Getting started¶
For the following examples will use this dtd content:
<!ELEMENT movies (movie*)>
<!ELEMENT movie (title, date?, realisator, characters, (good-comment|bad-comment)*, (bad|good|awesome)?)>
<!ATTLIST movie idmovie ID #IMPLIED>
<!ELEMENT title (#PCDATA)>
<!ELEMENT date (#PCDATA)>
<!ELEMENT realisator (#PCDATA)>
<!ELEMENT characters (character+)>
<!ELEMENT character (#PCDATA)>
<!ATTLIST character idcharacter ID #IMPLIED>
<!ELEMENT good-comment (#PCDATA)>
<!ELEMENT bad-comment (#PCDATA)>
<!ELEMENT bad (#PCDATA)>
<!ELEMENT good (#PCDATA)>
<!ELEMENT awesome (#PCDATA)>
Creating a XML file¶
To create a XML we just need to call the method create
like in the following example:
>>> import xmltool
>>> dtd_url = 'examples/movies.dtd'
>>> movies = xmltool.create('movies', dtd_url=dtd_url)
>>> print movies
<movies/>
>>> movies.write('examples/movies.xml')
You can see the content of the generated file and note that the required tags have been added automatically to make a valid XML file.

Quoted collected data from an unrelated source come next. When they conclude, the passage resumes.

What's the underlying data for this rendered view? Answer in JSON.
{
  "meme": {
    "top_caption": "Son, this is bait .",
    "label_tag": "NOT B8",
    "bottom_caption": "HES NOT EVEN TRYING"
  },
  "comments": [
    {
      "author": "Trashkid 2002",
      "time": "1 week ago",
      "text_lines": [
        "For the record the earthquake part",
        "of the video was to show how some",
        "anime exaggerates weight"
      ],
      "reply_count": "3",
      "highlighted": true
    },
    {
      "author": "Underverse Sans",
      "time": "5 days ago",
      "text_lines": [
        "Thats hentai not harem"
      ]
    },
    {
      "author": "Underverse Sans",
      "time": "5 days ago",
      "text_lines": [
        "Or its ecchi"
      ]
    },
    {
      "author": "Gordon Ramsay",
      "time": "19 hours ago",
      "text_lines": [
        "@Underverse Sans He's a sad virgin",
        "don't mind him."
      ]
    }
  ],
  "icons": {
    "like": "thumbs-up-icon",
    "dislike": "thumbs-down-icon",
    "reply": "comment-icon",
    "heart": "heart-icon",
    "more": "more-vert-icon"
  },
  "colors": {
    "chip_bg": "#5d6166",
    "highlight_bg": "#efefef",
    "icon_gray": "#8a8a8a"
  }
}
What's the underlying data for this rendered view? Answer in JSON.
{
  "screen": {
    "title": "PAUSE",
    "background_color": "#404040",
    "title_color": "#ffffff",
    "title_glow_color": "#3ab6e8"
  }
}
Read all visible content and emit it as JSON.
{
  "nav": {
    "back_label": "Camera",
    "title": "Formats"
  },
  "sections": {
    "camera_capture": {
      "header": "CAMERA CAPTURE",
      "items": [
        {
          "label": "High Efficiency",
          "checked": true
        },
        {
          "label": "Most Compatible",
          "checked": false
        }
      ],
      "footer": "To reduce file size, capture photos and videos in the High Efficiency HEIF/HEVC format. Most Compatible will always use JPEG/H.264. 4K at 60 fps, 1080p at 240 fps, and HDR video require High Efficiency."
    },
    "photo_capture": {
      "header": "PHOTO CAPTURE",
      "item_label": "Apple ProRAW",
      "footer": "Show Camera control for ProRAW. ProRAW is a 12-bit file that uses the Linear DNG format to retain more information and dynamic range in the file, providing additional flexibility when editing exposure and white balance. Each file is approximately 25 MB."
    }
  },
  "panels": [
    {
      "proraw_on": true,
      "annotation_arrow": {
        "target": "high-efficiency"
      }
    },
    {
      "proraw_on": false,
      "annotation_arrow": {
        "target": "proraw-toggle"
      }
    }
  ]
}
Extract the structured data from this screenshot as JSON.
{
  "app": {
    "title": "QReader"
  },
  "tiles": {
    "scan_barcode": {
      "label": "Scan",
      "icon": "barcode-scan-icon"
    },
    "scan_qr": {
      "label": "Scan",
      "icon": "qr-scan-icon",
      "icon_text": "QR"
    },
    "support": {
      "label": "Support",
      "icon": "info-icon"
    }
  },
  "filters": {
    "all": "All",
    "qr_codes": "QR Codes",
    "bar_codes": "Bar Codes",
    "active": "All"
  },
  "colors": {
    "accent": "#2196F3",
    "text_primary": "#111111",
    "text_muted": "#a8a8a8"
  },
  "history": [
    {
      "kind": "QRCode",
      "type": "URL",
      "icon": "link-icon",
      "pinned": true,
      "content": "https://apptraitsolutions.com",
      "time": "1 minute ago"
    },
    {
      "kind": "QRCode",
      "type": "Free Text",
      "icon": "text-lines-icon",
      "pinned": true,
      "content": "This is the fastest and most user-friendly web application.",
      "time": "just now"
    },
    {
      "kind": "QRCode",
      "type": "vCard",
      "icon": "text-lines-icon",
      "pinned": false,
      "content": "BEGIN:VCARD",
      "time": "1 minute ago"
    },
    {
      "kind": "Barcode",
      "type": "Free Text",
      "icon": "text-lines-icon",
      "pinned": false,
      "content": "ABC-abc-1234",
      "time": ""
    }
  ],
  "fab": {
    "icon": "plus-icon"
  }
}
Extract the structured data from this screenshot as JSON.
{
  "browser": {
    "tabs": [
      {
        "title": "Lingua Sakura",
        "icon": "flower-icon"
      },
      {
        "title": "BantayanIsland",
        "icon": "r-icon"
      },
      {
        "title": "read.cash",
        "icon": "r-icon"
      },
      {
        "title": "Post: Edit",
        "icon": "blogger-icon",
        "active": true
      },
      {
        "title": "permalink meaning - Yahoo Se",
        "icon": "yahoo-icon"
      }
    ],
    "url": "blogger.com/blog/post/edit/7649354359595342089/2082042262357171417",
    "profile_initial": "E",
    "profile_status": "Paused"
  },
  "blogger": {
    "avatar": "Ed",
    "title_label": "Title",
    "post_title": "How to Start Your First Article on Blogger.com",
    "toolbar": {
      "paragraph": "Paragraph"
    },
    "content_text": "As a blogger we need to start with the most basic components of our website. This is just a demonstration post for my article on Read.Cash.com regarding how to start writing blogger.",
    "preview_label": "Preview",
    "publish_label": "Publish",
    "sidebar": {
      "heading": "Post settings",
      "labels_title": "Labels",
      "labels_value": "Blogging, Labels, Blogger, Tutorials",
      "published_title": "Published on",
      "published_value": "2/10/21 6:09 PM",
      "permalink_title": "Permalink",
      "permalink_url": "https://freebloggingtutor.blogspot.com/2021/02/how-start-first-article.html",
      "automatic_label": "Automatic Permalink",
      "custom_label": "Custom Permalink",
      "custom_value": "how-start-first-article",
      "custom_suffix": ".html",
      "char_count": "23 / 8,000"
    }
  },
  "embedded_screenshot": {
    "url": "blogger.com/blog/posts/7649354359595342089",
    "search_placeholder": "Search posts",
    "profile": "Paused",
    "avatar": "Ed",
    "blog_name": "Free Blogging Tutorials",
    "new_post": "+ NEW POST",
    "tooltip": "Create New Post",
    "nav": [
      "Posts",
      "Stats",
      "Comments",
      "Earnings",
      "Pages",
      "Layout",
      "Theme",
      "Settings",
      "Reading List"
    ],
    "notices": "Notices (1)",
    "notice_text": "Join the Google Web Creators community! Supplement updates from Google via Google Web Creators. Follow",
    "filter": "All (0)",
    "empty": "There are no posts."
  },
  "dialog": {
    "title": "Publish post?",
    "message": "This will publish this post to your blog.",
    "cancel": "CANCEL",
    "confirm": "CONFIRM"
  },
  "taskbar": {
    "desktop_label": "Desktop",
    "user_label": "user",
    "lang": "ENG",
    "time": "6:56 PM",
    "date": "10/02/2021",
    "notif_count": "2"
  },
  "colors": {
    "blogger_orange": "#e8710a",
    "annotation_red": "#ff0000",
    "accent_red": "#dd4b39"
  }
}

<?xml version='1.0' encoding='UTF-8'?>
<!DOCTYPE movies SYSTEM "examples/movies.dtd">
<movies/>
Loading a XML file¶
For this example we load the file previously created:
>>> import xmltool
>>> filename = 'examples/movies.xml'
>>> movies = xmltool.load(filename)
>>> print movies
<movies/>
Updating a XML file¶
Now we will see that updating an XML is very easy:
>>> import xmltool
>>> filename = 'examples/movies.xml'
>>> movies = xmltool.load(filename)
>>> print movies
<movies/>
>>> movie = movies.add('movie')
>>> title = movie.add('title', 'Full Metal Jacket')
>>> print title
<title>Full Metal Jacket</title>
>>> print movies
<movies>
<movie>
<title>Full Metal Jacket</title>
<realisator></realisator>
<characters>
<character></character>
</characters>
</movie>
</movies>
>>> movies.write()
Accessing¶
To access a property of the XML object you have to use the list and dictionnary syntax.
>>> import xmltool
>>> filename = 'examples/movies.xml'
>>> movies = xmltool.load(filename)
>>> # As you can see in the dtd, movies has only one child movie
>>> # which is a repeated element.
>>> # Here is the syntax to get the first movie
>>> print movies['movie'][0]
<movie>
<title>Full Metal Jacket</title>
<realisator></realisator>
<characters>
<character></character>
</characters>
</movie>
>>> # You have the text property to access to the value of a tag
>>> print movies['movie'][0]['title'].text
Full Metal Jacket
To check if a XML property exists you can use if ... in ... or .get():
>>> import xmltool
>>> filename = 'examples/movies.xml'
>>> movies = xmltool.load(filename)
>>> movie1 = movies['movie'][0]
>>> print 'date' in movie1
False
>>> print movie1.get('date')
None
There is also a method to get or add element
>>> import xmltool
>>> filename = 'examples/movies.xml'
>>> movies = xmltool.load(filename)
>>> movie1 = movies['movie'][0]
>>> # Long version
>>> if 'date' not in movie1:
... date = movie1.add('date')
>>> # Short version
>>> date = movie1.get_or_add('date')
We can also access to the attributes
>>> filename = 'examples/movies.xml'
>>> movies = xmltool.load(filename)
>>> movie1 = movies['movie'][0]
>>> movie1.add_attribute('idmovie', 'myid')
>>> print movie1
<movie idmovie="myid">
<title>Full Metal Jacket</title>
<realisator></realisator>
<characters>
<character></character>
</characters>
</movie>
>>> print movie1.attributes['idmovie']
myid
Traversing¶
To find all elements from a tagname use findall
>>> import xmltool
>>> filename = 'examples/movies.xml'
>>> movies = xmltool.load(filename)
>>> # Add 2 new movies to improve this example
>>> for i in range(2):
... movie = movies.add('movie')
... title = movie.add('title', 'Title %i' % i)
>>> titles = movies.findall('title')
>>> titles_str = [t.text for t in titles]
>>> print titles_str
['Full Metal Jacket', 'Title 0', 'Title 1']
You can also go through all the elements by using walk
>>> import xmltool
>>> filename = 'examples/movies.xml'
>>> movies = xmltool.load(filename)
>>>
>>> tagnames = [elt.tagname for elt in movies.walk()]
>>> print tagnames
['movie', 'title', 'realisator', 'characters', 'character']